# HDD power consumption question.



## Polarman (Jul 17, 2009)

I recently changed my 3 hard drives combo to just one. Purchased a WD Black 640GB as replacement.

I went on two power calculting website to figure out how much power i would save in getting rid of 2 hard drives. Both sites gave me a result of 50 watts in savings.

I don't really know if this is true or not. 25 watts per drive seems pretty darn high.

Anyway, i'm pretty sure that i'll comsume less energy with only one hard drive.


----------



## largon (Jul 18, 2009)

50W? 
BS.

Just look up the sticker on your HDD; there will be absolute maximum amperage ratings for 12V and 5V that the drive feeds on. For example my Samsung F1 640GB is rated 0.7A @ 12V and 0.5A @ 5V. That's maximum power draw of 13.8W. In reality the drive gets anywhere near that figure only during spin-up. Idle consumption should be ~5W or so, load read/write would be 1-2W more.


----------



## angelkiller (Jul 18, 2009)

Check here for some power measurements of some fairly common drives. On average a 7200rpm drive uses about 7-8W idle and 9-12W when seeking heavily.

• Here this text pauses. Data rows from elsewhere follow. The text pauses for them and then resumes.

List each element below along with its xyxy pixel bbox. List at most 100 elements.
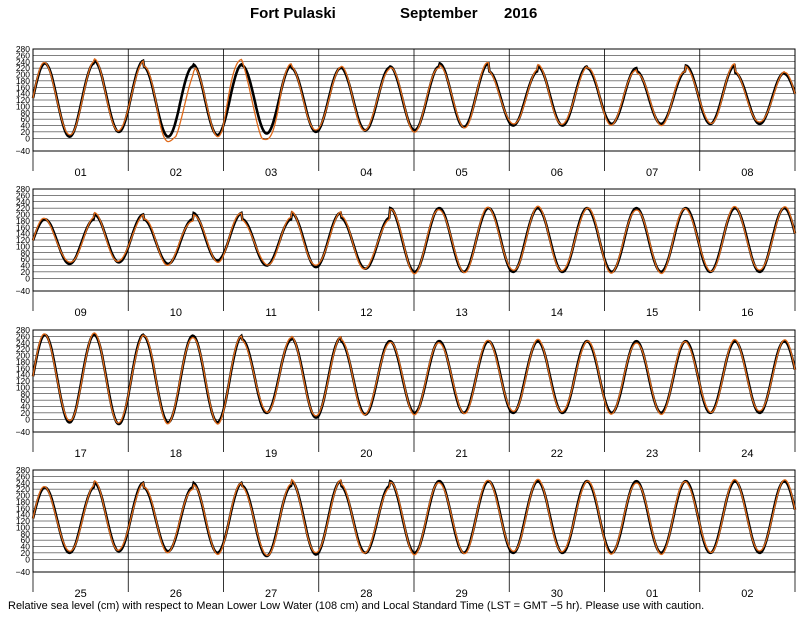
y-tick-label: 260 bbox=[16, 331, 30, 341]
y-tick-label: 60 bbox=[21, 535, 31, 545]
y-tick-label: 200 bbox=[16, 210, 30, 220]
day-label: 02 bbox=[741, 588, 753, 600]
y-tick-label: 0 bbox=[25, 133, 30, 143]
day-label: 26 bbox=[170, 588, 182, 600]
day-label: 22 bbox=[551, 448, 563, 460]
day-label: 14 bbox=[551, 307, 563, 319]
day-label: 24 bbox=[741, 448, 753, 460]
day-label: 10 bbox=[170, 307, 182, 319]
y-tick-label: 80 bbox=[21, 389, 31, 399]
day-label: 27 bbox=[265, 588, 277, 600]
y-tick-label: 40 bbox=[21, 402, 31, 412]
y-tick-label: 20 bbox=[21, 408, 31, 418]
day-label: 29 bbox=[456, 588, 468, 600]
y-tick-label: 180 bbox=[16, 216, 30, 226]
y-tick-label: 100 bbox=[16, 382, 30, 392]
day-label: 18 bbox=[170, 448, 182, 460]
day-label: 05 bbox=[456, 167, 468, 179]
predicted-series-line bbox=[32, 478, 796, 557]
y-tick-label: 220 bbox=[16, 63, 30, 73]
day-label: 21 bbox=[456, 448, 468, 460]
day-label: 20 bbox=[360, 448, 372, 460]
y-tick-label: 140 bbox=[16, 229, 30, 239]
panel-2: 280260240220200180160140120100806040200−… bbox=[16, 184, 797, 319]
y-tick-label: 200 bbox=[16, 491, 30, 501]
panel-3: 280260240220200180160140120100806040200−… bbox=[16, 325, 797, 460]
y-tick-label: 280 bbox=[16, 465, 30, 475]
month-label: September bbox=[400, 5, 478, 22]
predicted-series-line bbox=[32, 332, 796, 425]
y-tick-label: 20 bbox=[21, 548, 31, 558]
y-tick-label: 40 bbox=[21, 261, 31, 271]
footer-caption: Relative sea level (cm) with respect to … bbox=[8, 600, 705, 612]
day-label: 04 bbox=[360, 167, 372, 179]
y-tick-label: 80 bbox=[21, 108, 31, 118]
y-tick-label: 220 bbox=[16, 484, 30, 494]
day-label: 17 bbox=[75, 448, 87, 460]
y-tick-label: 80 bbox=[21, 529, 31, 539]
station-name: Fort Pulaski bbox=[250, 5, 336, 22]
y-tick-label: 100 bbox=[16, 101, 30, 111]
day-label: 08 bbox=[741, 167, 753, 179]
y-tick-label: 180 bbox=[16, 497, 30, 507]
y-tick-label: 120 bbox=[16, 95, 30, 105]
day-label: 13 bbox=[456, 307, 468, 319]
y-tick-label: 40 bbox=[21, 542, 31, 552]
y-tick-label: 100 bbox=[16, 241, 30, 251]
day-label: 23 bbox=[646, 448, 658, 460]
y-tick-label: −40 bbox=[16, 567, 31, 577]
y-tick-label: 240 bbox=[16, 57, 30, 67]
day-label: 28 bbox=[360, 588, 372, 600]
y-tick-label: −40 bbox=[16, 146, 31, 156]
y-tick-label: 180 bbox=[16, 357, 30, 367]
day-label: 09 bbox=[75, 307, 87, 319]
day-label: 07 bbox=[646, 167, 658, 179]
chart-title: Fort Pulaski September 2016 bbox=[0, 5, 800, 27]
y-tick-label: 160 bbox=[16, 222, 30, 232]
day-label: 02 bbox=[170, 167, 182, 179]
y-tick-label: 140 bbox=[16, 370, 30, 380]
y-tick-label: 0 bbox=[25, 273, 30, 283]
y-tick-label: 60 bbox=[21, 395, 31, 405]
y-tick-label: 120 bbox=[16, 516, 30, 526]
y-tick-label: 20 bbox=[21, 267, 31, 277]
day-label: 03 bbox=[265, 167, 277, 179]
day-label: 25 bbox=[75, 588, 87, 600]
day-label: 06 bbox=[551, 167, 563, 179]
y-tick-label: 280 bbox=[16, 44, 30, 54]
y-tick-label: 80 bbox=[21, 248, 31, 258]
y-tick-label: 0 bbox=[25, 554, 30, 564]
y-tick-label: 120 bbox=[16, 235, 30, 245]
y-tick-label: 200 bbox=[16, 351, 30, 361]
y-tick-label: 260 bbox=[16, 471, 30, 481]
y-tick-label: 160 bbox=[16, 503, 30, 513]
y-tick-label: −40 bbox=[16, 427, 31, 437]
y-tick-label: 20 bbox=[21, 127, 31, 137]
day-label: 01 bbox=[646, 588, 658, 600]
y-tick-label: 40 bbox=[21, 121, 31, 131]
y-tick-label: 60 bbox=[21, 114, 31, 124]
y-tick-label: 220 bbox=[16, 203, 30, 213]
day-label: 19 bbox=[265, 448, 277, 460]
y-tick-label: 220 bbox=[16, 344, 30, 354]
y-tick-label: 280 bbox=[16, 184, 30, 194]
y-tick-label: 0 bbox=[25, 414, 30, 424]
predicted-series-line bbox=[32, 205, 796, 275]
y-tick-label: 100 bbox=[16, 522, 30, 532]
day-label: 15 bbox=[646, 307, 658, 319]
y-tick-label: 240 bbox=[16, 478, 30, 488]
day-label: 11 bbox=[265, 307, 276, 319]
y-tick-label: 180 bbox=[16, 76, 30, 86]
day-label: 01 bbox=[75, 167, 87, 179]
y-tick-label: 160 bbox=[16, 82, 30, 92]
y-tick-label: 200 bbox=[16, 70, 30, 80]
y-tick-label: −40 bbox=[16, 286, 31, 296]
y-tick-label: 260 bbox=[16, 190, 30, 200]
day-label: 12 bbox=[360, 307, 372, 319]
predicted-series-line bbox=[32, 57, 796, 143]
y-tick-label: 240 bbox=[16, 338, 30, 348]
y-tick-label: 120 bbox=[16, 376, 30, 386]
y-tick-label: 280 bbox=[16, 325, 30, 335]
day-label: 30 bbox=[551, 588, 563, 600]
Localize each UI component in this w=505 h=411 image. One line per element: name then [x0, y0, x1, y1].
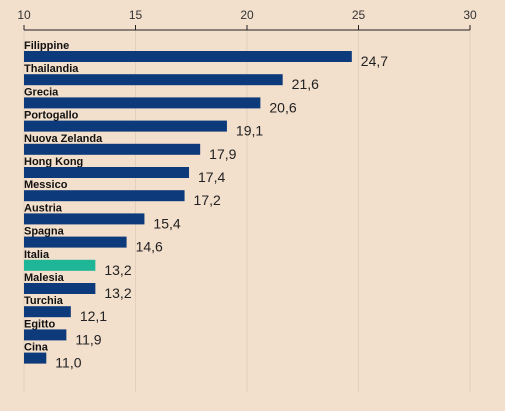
x-tick-label: 15	[129, 8, 143, 22]
bar	[24, 236, 127, 248]
category-label: Austria	[24, 202, 63, 214]
bar	[24, 306, 71, 318]
x-axis: 10 15 20 25 30	[17, 8, 477, 31]
bar	[24, 167, 190, 178]
category-label: Spagna	[24, 226, 65, 238]
category-label: Malesia	[24, 272, 65, 284]
value-label: 17,9	[209, 146, 236, 162]
value-label: 21,6	[292, 76, 319, 92]
x-tick-label: 30	[463, 8, 477, 22]
category-label: Nuova Zelanda	[24, 133, 103, 145]
value-label: 13,2	[104, 262, 131, 278]
value-label: 13,2	[104, 285, 131, 301]
value-label: 12,1	[80, 308, 107, 324]
value-label: 24,7	[361, 53, 388, 69]
value-label: 15,4	[153, 215, 180, 231]
category-label: Cina	[24, 342, 49, 354]
bar	[24, 213, 145, 225]
category-label: Hong Kong	[24, 156, 83, 168]
bar	[24, 190, 185, 202]
category-label: Italia	[24, 249, 50, 261]
x-tick-label: 20	[240, 8, 254, 22]
bar	[24, 259, 96, 271]
value-label: 17,4	[198, 169, 225, 185]
bar	[24, 283, 96, 294]
bar	[24, 329, 67, 341]
x-tick-label: 10	[17, 8, 31, 22]
value-label: 20,6	[269, 99, 296, 115]
value-label: 11,0	[55, 355, 81, 371]
bar	[24, 74, 283, 86]
category-label: Thailandia	[24, 63, 79, 75]
bar	[24, 143, 201, 155]
bar	[24, 97, 261, 109]
x-tick-label: 25	[352, 8, 366, 22]
bars: Filippine 24,7 Thailandia 21,6 Grecia 20,6 Por…	[24, 40, 388, 371]
category-label: Messico	[24, 179, 68, 191]
bar	[24, 120, 227, 132]
category-label: Filippine	[24, 40, 69, 52]
value-label: 19,1	[236, 123, 263, 139]
bar	[24, 51, 352, 62]
bar	[24, 352, 47, 364]
category-label: Egitto	[24, 318, 55, 330]
category-label: Portogallo	[24, 110, 79, 122]
value-label: 11,9	[75, 331, 101, 347]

The hdd label is a good source of info on its power consumption. However, I don't that that's the absolute maximum. I think the power supply calulator is correct. It its taking into consideration the startup current. When a hdd starts up, it draws a considerable amount of power (~20+W). But it's only for a fraction of a second. So if you were measuring power consumption, you wouldn't see a 50W drop, more than likely only around 15-18W on idle.


----------